Professor Benjamin Y. Fong, in his NY Times article “Teaching Racial Justice isn’t Racial Justice,” addressed the issue of education as the fighting tool. It has become fashionable that most American universities have competingly added courses on social injustice to the Black Lives Matter movement. However, the idea of education is to provide students opportunities to learn and actively engage with conflicting thoughts and various real-life issues in a place enriched with knowledge linked with the fellow members of the human race from antiquity. In this environment, a university is a place for education that can improve social conditions in the fight against social, political carbuncles, not for the battle itself, training students for social gladiators.

Many universities are focused on the quantitative quota of educational syllabuses aimed for the universities’ reputations as the most liberal and forward-thinking higher-learning institutions for the socially recognized prestige, not the qualitative aspect of the education of the minds. It is not the textual syllabuses filled with political ideologies and social campaigns. Still, the practical teaching of various conservative and progressive considerations enables students to incorporate the learning to their perspectives. Education serves to articulate ideas based on the standard of reason and taste universal in all human creatures regarding the principles of judgment and sentiment common to all humankind.
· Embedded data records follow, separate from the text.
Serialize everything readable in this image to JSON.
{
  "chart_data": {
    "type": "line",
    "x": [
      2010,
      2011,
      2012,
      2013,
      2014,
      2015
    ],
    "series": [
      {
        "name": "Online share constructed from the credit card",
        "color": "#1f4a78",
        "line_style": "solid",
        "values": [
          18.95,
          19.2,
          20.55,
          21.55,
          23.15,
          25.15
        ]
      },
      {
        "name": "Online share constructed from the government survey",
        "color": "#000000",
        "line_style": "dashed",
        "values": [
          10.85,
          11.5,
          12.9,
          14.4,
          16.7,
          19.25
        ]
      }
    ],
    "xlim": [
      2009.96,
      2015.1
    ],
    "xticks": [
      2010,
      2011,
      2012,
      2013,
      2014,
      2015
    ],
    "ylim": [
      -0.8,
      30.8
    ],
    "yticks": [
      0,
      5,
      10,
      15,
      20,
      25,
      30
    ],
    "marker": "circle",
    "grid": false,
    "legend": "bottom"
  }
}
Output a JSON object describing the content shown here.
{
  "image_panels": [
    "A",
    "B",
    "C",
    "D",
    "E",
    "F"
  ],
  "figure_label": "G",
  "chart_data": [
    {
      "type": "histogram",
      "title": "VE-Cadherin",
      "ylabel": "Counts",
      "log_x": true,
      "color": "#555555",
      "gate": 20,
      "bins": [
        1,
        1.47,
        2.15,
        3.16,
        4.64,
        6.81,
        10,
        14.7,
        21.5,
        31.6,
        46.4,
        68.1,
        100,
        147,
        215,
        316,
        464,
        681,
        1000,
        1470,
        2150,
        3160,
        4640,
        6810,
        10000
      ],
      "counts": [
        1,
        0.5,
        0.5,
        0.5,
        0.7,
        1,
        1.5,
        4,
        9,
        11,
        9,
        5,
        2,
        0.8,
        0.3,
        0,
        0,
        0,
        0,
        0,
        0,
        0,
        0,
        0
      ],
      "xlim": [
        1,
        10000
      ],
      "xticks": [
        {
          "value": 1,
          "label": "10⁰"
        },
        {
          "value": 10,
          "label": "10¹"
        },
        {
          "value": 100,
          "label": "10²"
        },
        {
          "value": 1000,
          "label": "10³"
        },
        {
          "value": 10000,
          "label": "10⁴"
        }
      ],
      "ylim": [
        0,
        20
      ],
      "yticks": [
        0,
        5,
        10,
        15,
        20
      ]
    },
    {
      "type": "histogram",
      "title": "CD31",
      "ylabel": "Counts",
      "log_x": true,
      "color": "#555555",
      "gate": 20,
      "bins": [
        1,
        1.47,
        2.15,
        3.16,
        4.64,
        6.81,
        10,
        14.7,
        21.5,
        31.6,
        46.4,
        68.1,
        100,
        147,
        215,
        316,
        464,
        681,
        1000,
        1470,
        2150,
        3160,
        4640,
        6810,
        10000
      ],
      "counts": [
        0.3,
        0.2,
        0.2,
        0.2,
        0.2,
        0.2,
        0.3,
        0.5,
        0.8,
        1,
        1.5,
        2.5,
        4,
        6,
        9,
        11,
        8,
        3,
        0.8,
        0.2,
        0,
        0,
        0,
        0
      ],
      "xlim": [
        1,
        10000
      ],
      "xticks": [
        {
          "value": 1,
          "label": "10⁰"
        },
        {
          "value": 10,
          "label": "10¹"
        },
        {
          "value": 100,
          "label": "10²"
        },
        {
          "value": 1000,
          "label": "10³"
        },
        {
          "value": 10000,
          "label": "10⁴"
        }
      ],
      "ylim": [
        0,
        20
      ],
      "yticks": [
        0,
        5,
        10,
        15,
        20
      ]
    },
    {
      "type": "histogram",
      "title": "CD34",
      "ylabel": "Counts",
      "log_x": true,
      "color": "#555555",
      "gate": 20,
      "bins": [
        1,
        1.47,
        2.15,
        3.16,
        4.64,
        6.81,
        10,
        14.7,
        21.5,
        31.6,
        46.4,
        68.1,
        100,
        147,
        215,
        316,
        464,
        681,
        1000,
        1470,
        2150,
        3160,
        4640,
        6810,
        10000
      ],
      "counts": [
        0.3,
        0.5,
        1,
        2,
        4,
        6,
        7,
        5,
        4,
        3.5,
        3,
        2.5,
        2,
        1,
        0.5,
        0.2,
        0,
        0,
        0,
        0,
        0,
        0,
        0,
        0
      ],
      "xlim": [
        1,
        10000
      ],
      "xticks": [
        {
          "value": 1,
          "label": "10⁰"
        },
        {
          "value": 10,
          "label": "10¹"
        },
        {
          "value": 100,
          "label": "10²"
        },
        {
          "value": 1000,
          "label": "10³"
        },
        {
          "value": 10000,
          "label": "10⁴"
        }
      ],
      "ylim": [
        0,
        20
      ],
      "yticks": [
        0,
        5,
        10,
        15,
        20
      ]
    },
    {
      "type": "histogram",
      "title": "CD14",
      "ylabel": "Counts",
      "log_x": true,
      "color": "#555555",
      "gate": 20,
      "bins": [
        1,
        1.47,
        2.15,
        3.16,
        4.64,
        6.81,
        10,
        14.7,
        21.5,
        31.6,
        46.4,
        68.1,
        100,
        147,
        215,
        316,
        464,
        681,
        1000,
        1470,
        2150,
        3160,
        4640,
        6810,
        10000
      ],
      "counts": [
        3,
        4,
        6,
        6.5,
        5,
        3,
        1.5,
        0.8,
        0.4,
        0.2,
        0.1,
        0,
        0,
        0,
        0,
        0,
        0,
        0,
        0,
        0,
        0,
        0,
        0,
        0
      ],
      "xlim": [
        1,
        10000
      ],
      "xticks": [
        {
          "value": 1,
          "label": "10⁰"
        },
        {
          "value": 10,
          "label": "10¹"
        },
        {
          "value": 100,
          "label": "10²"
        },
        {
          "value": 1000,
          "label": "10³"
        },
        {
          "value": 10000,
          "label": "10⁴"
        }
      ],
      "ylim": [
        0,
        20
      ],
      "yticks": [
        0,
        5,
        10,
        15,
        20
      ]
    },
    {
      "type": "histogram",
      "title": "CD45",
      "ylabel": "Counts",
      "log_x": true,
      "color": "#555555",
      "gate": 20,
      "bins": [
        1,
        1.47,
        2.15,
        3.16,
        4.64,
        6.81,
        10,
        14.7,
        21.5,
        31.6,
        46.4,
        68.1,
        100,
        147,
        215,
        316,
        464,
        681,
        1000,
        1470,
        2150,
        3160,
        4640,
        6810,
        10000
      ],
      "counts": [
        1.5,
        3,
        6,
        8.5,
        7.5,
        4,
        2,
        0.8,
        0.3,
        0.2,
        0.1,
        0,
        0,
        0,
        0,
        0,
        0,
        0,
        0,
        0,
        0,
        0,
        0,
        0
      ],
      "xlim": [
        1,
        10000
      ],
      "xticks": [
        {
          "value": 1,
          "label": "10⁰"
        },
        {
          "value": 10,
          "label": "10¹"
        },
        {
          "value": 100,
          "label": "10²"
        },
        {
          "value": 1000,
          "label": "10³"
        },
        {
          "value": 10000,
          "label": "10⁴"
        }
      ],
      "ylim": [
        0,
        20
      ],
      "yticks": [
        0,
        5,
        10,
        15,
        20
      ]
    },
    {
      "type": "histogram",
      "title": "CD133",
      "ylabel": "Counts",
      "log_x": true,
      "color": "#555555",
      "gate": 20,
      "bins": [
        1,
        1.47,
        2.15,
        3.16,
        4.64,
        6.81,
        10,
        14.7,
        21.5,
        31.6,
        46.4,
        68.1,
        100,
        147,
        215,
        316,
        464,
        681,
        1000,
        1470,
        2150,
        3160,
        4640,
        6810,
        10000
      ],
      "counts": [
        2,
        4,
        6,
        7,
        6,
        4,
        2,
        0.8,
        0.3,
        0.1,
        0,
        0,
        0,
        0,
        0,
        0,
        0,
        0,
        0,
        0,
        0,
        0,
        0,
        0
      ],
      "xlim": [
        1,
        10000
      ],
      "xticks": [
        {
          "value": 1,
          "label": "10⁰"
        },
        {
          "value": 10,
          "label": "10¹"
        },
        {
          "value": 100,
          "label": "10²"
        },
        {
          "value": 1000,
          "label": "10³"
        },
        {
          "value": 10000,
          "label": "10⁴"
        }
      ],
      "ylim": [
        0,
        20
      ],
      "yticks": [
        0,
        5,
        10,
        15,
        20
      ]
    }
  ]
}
Suppose we want our higher learning institutions to remedy the existing ills of our social and political realities by implementing more social justice courses. In that case, we must first understand the fact that education itself is not the fight itself. Neither Plato’s academy nor Aristotle’s lyceum was a place for the battle against the absurdities of Man. Or even the beloved, peripatetic Socrates did not use his open universities in Athens as a place for campaigning against the government hostile to his philosophy. Remember that there is no new thing under the sun as long as we as the collective enterprise called Humanity continue to voyage in the Universe.